Mere months after Kelly Thompson’s epic run reached its conclusion, Carol Danvers has returned with a new look, a new enemy, and even a new sorta sidekick in the latest volume of Captain Marvel. Last month’s debut introduced The Omen, a shadowy Deathbird-esque figure who is after the nega-bands, the powerful wrist gauntlets once worn by Mar-Vell, and isn’t afraid to kill in order to obtain them. In order to keep the bands safe, Carol is forced to team-up with teenage thief Yuna Yang, whose use of the bands forces the unlikely pair to swap places whenever they’re used.
This month’s issue finds Carol stuck in the Negative Zone, working with Yuna back on Earth to strengthen their psychic bond, while the latter attempts some sense of normalcy by resuming her college classes. With Yuna in possession of the nega-bands, her school soon becomes the target of The Omen’s new errand boy, the recently killed and even more recently resurrected Genis-Vell.
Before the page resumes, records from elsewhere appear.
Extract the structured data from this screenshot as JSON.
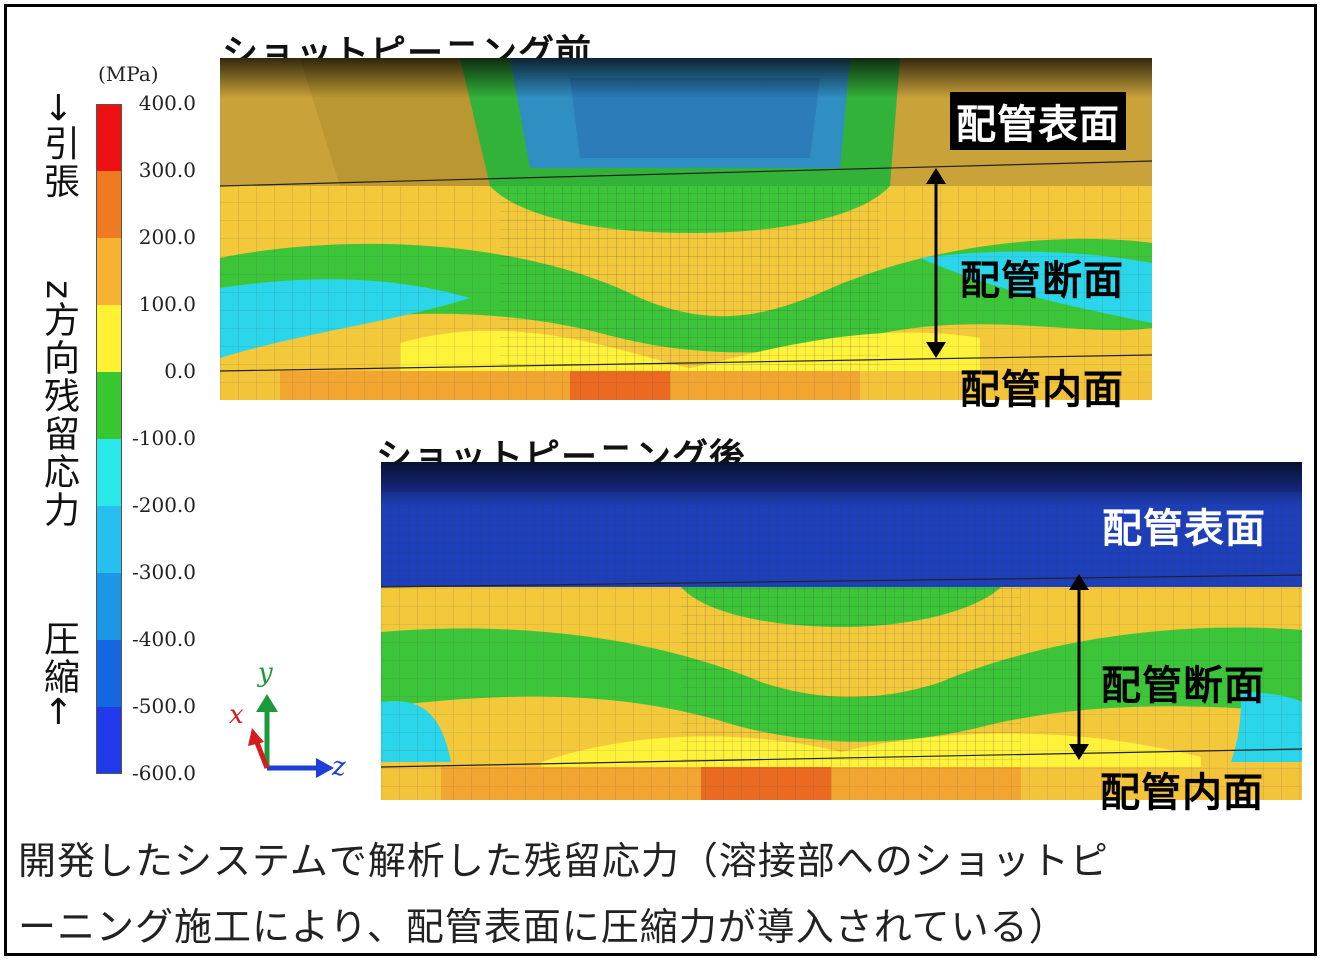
{
  "colorbar": {
    "unit": "(MPa)",
    "ticks": [
      "400.0",
      "300.0",
      "200.0",
      "100.0",
      "0.0",
      "-100.0",
      "-200.0",
      "-300.0",
      "-400.0",
      "-500.0",
      "-600.0"
    ],
    "colors": [
      "#ee1111",
      "#f07a20",
      "#f6b230",
      "#fff232",
      "#36c82e",
      "#28e8e8",
      "#27bfee",
      "#1b97e6",
      "#1467e0",
      "#2039ea"
    ]
  },
  "vertical_label": {
    "top": "→引張",
    "middle": "z方向残留応力",
    "bottom": "圧縮←"
  },
  "panel_before": {
    "title": "ショットピーニング前",
    "label_surface": "配管表面",
    "label_section": "配管断面",
    "label_inner": "配管内面"
  },
  "panel_after": {
    "title": "ショットピーニング後",
    "label_surface": "配管表面",
    "label_section": "配管断面",
    "label_inner": "配管内面"
  },
  "axes": {
    "x": "x",
    "y": "y",
    "z": "z"
  },
  "caption": {
    "line1": "開発したシステムで解析した残留応力（溶接部へのショットピ",
    "line2": "ーニング施工により、配管表面に圧縮力が導入されている）"
  }
}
Soon, bands are clanged, bodies are swapped, and fists go flying as one Captain Marvel fights another and Yuna finds herself in even more over-her-head than before.
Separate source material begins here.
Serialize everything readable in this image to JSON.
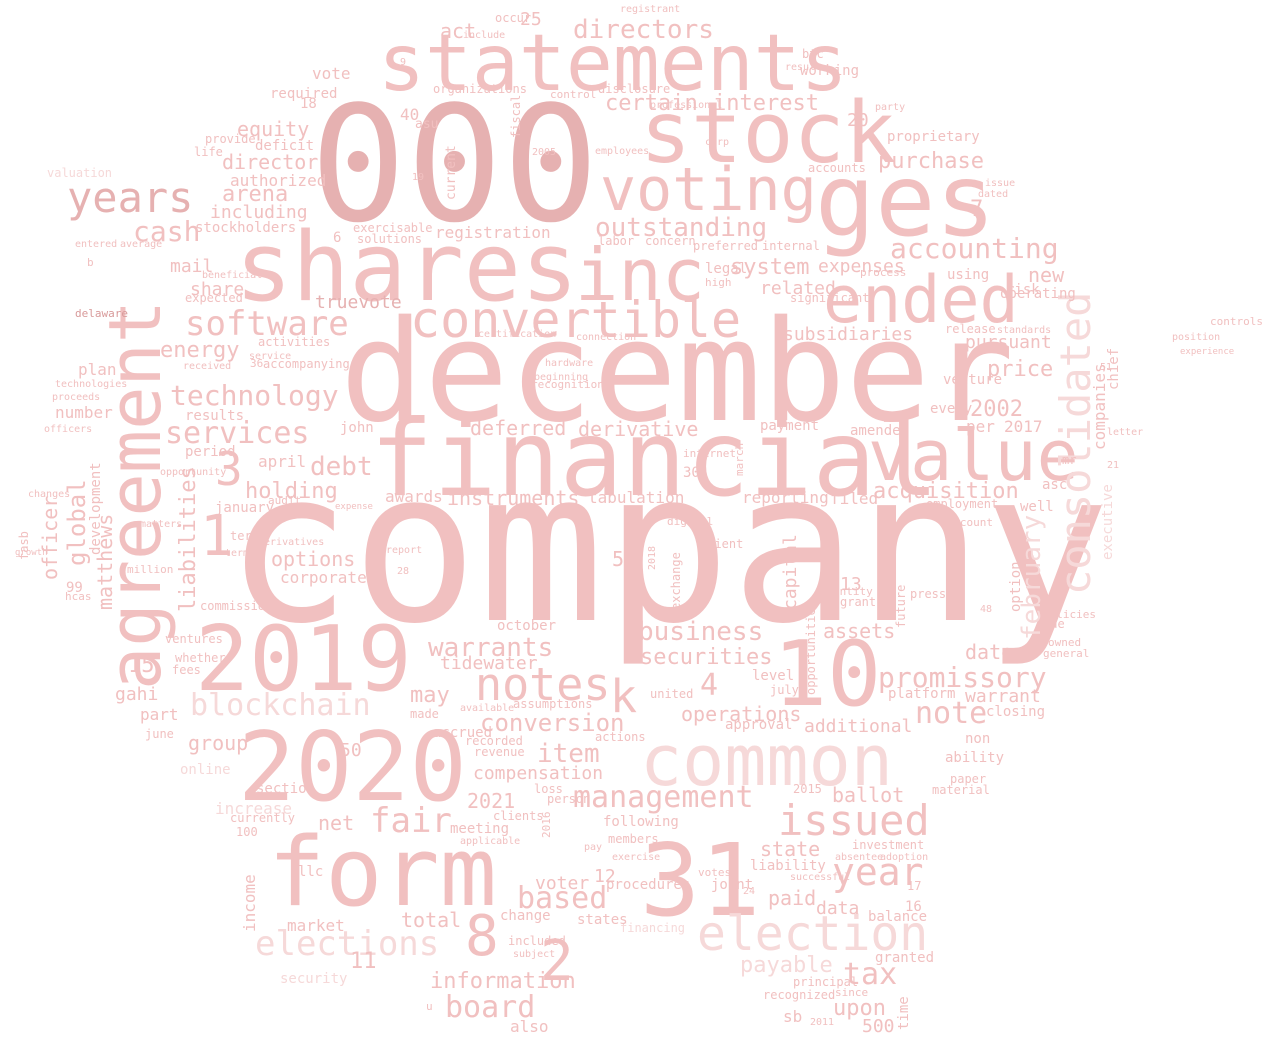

After a less-than-stellar first chapter (I was not a fun, however my colleague enjoyed it and you can check out his review of Issue One here) the current volume of Captain Marvel finds its footing as writer Alyssa Wong delivers an excellent second issue that improves on the previous in nearly every way. The dynamic between Carol and Yuna still feels awkward but in a much more endearing way than how it started. Their whole mental-connection, body-swap thing feels less like an MCU tie-in and more like a send-up of classic hero/secret identity tropes, with Yuna playing Donald Blake to Carol’s Thor or perhaps more appropriately Billy Bateson to, um…Captain Marvel? Carol’s reluctant sidekick gets a little more development (and a potential love interest) as we see the toll her new relationship takes on her life. Wong’s handling of Carol herself has greatly improved, with her voice and attitude better matching the A-list hero we all know and love.
In addition to the writing and pacing, the art by Jan Bazaldua is significantly improved over the previous issue. Bazaldua’ s manga influence is obvious without being distracting and her layouts work to tell the story just as well as Wong’s script. A few panels in particular provide more insight into Yuna’s feelings than several caption boxes could convey. The only downside to the character designs is that Yuna’s wardrobe screams “weird Psylocke cosplay” rather than something functional for a college student/magical artifact stealer. Much like their two leads, however, the creative team has managed to forge a solid dynamic that will no doubt get better as their story continues.